Na parte de cenários, além das áreas urbanas com construções típicas do Japão Feudal, Assassin’s Creed Shadows oferece oportunidades de parkour em ambientes naturais. Caminhos ocultos na natureza incluem escalada em árvores e rochas, bem como o uso do gancho de arremesso para balançar entre plataformas, proporcionando uma experiência diversificada de exploração, algo que desde o Black Flag muitos jogadores pediam, essa exploração mais “mata a dentro”, e com certeza essas elementos unidos as novas mecânicas de gameplay podem tornar Shadows um dos melhores jogos da franquia.

E todas essas melhorias no Parkour, mostram que a Ubisoft ouviu os fãs e se propôs a melhorar esse elemento da gameplay, já que muito pediam a anos para que o Parkour fosse melhorado, ou que voltasse a sua época de ouro, como por exemplo foi em Unity, que para muitos tem o melhor Parkour de toda a franquia, com movimentos fluídos, elásticos e muito bem programados para dentro do jogo. Então, essa preocupação da Ubi em aprimorar esse aspecto e de fato dar a importância que o Parkour merece dentro do game, mostra que de fato ela esta empenhada em criar um excelente jogo.

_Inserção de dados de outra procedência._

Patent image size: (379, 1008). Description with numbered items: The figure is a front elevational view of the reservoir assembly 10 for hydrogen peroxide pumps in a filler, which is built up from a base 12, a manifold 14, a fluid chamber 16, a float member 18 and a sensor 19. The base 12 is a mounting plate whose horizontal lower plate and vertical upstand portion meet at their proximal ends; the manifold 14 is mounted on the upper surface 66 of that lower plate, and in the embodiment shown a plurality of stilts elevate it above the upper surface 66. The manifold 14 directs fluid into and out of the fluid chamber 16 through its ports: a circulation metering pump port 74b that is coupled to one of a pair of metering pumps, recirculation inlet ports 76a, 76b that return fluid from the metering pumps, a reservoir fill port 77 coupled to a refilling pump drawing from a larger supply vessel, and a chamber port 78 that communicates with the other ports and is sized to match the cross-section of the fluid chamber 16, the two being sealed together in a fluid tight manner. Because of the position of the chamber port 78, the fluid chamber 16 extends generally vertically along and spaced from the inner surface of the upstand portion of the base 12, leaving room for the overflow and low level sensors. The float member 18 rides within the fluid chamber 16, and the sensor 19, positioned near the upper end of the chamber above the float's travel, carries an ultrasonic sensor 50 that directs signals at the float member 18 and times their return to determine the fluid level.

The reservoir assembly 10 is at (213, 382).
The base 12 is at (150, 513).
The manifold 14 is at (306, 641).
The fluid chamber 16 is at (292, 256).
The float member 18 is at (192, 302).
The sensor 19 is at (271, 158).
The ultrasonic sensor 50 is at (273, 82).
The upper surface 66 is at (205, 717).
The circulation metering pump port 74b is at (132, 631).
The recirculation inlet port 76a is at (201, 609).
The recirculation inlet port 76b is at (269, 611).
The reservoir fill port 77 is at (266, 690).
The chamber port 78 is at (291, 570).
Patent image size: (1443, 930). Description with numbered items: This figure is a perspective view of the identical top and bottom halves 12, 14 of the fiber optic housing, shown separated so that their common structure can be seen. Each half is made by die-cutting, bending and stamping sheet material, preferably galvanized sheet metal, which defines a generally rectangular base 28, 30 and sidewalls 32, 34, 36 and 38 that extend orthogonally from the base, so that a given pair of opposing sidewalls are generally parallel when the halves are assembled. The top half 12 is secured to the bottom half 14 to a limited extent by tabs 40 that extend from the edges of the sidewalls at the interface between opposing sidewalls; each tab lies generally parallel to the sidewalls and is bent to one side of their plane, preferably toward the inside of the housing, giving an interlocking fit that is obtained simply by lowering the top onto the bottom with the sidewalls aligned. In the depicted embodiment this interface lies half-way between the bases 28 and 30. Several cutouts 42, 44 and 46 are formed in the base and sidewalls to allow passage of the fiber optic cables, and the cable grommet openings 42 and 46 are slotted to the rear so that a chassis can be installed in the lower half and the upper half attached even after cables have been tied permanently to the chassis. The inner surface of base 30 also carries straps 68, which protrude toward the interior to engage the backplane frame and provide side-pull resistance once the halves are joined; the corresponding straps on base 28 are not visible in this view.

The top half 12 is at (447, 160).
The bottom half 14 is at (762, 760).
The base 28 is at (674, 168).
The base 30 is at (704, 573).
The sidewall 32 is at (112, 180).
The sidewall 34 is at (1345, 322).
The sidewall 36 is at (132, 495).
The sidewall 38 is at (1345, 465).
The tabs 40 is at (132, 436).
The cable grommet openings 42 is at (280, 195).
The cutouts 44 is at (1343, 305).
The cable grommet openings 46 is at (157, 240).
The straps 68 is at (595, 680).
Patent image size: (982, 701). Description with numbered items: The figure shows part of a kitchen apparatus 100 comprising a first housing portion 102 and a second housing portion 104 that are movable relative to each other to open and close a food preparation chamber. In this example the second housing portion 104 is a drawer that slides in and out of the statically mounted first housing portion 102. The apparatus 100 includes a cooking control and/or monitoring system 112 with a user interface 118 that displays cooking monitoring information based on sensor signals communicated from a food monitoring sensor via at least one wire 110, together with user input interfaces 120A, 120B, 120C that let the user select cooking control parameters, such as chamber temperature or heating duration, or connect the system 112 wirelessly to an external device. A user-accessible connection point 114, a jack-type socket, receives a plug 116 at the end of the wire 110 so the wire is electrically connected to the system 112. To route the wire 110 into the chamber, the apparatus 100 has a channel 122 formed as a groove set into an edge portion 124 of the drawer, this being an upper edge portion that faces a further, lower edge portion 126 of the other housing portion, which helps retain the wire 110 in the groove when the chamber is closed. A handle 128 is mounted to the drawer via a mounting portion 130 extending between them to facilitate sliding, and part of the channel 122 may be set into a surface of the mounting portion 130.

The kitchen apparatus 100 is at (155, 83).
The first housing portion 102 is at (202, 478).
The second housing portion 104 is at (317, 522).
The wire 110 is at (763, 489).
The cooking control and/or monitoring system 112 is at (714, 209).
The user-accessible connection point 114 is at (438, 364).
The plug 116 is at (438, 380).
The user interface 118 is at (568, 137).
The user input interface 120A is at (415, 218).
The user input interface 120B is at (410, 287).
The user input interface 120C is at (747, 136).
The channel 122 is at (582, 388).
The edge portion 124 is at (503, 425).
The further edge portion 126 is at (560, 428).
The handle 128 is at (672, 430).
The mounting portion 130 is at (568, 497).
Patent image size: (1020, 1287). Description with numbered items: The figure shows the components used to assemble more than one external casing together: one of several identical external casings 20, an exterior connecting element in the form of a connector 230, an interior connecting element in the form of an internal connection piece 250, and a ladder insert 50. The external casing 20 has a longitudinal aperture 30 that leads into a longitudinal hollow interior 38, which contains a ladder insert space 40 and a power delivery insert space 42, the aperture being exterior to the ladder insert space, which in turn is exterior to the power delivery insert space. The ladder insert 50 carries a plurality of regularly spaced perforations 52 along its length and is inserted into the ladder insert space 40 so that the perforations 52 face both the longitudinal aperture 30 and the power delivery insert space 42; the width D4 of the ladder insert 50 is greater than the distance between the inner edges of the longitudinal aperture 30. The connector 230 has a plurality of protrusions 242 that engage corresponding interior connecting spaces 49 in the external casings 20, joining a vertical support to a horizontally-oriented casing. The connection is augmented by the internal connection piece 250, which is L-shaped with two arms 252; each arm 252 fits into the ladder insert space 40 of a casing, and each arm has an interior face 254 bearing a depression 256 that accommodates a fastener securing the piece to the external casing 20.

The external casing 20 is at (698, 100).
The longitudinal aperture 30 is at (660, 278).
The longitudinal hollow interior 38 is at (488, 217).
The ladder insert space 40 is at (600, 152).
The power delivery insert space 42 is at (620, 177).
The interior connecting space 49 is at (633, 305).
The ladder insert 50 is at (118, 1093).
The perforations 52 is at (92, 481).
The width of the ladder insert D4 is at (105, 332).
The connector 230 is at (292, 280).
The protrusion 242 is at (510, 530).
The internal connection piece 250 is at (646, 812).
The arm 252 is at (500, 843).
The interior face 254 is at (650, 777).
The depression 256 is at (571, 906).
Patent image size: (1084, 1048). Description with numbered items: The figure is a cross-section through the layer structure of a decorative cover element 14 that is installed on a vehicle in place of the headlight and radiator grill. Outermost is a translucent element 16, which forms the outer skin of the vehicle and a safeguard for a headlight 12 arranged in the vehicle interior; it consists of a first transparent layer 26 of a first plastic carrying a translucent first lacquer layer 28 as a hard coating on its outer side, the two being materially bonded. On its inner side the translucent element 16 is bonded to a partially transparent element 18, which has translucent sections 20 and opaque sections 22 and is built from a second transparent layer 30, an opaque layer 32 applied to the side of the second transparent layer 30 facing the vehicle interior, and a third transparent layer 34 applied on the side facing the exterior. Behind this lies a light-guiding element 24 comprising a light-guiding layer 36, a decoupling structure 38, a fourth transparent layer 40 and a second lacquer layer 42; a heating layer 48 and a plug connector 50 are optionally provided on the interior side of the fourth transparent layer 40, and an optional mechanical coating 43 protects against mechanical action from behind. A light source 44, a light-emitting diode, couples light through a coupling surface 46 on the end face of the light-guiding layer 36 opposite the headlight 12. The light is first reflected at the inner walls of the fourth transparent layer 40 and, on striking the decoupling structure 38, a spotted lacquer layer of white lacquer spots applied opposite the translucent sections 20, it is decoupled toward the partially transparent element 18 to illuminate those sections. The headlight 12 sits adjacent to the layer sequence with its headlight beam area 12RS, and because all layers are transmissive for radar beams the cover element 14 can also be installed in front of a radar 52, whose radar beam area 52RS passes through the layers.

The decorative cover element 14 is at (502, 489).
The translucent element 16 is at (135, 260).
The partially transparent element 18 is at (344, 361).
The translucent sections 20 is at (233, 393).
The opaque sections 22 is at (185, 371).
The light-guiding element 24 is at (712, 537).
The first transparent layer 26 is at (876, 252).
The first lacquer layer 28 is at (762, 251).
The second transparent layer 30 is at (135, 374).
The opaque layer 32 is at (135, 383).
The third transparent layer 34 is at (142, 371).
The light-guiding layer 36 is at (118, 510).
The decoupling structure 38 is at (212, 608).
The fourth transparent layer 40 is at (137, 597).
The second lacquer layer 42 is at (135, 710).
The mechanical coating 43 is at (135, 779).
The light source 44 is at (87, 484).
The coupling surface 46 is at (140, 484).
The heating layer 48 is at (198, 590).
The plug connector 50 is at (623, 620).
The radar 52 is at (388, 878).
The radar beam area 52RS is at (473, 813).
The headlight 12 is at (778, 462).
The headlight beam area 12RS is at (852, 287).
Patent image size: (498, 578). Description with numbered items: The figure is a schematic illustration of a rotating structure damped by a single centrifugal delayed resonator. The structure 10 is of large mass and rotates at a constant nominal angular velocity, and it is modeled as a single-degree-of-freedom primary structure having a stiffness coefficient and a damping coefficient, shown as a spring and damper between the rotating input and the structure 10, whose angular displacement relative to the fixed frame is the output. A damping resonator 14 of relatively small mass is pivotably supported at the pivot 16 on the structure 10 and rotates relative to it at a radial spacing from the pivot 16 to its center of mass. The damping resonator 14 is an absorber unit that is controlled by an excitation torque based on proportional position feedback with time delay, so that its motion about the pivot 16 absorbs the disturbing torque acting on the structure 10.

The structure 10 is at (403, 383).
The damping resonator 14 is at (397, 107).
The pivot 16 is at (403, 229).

Para concluir, uma coisa é fato, Assassin`s Creed Shadows tem total potencial de ser um excelente jogo, mas mesmo que tenha esse potencial ele está envolto em muitas dúvidas, principalmente por conta da reputação que a Ubisoft adquiriu com seus últimos lançamentos. Se eu tivesse que dar uma opinião quanto a isso, eu diria que sim ele será um bom jogo, mas não um excelente jogo ou revolucionário que salvará a Ubi. Portanto, o que nos resta agora é esperar o dia 20 de março para saber de fato como o game estará no seu estado final.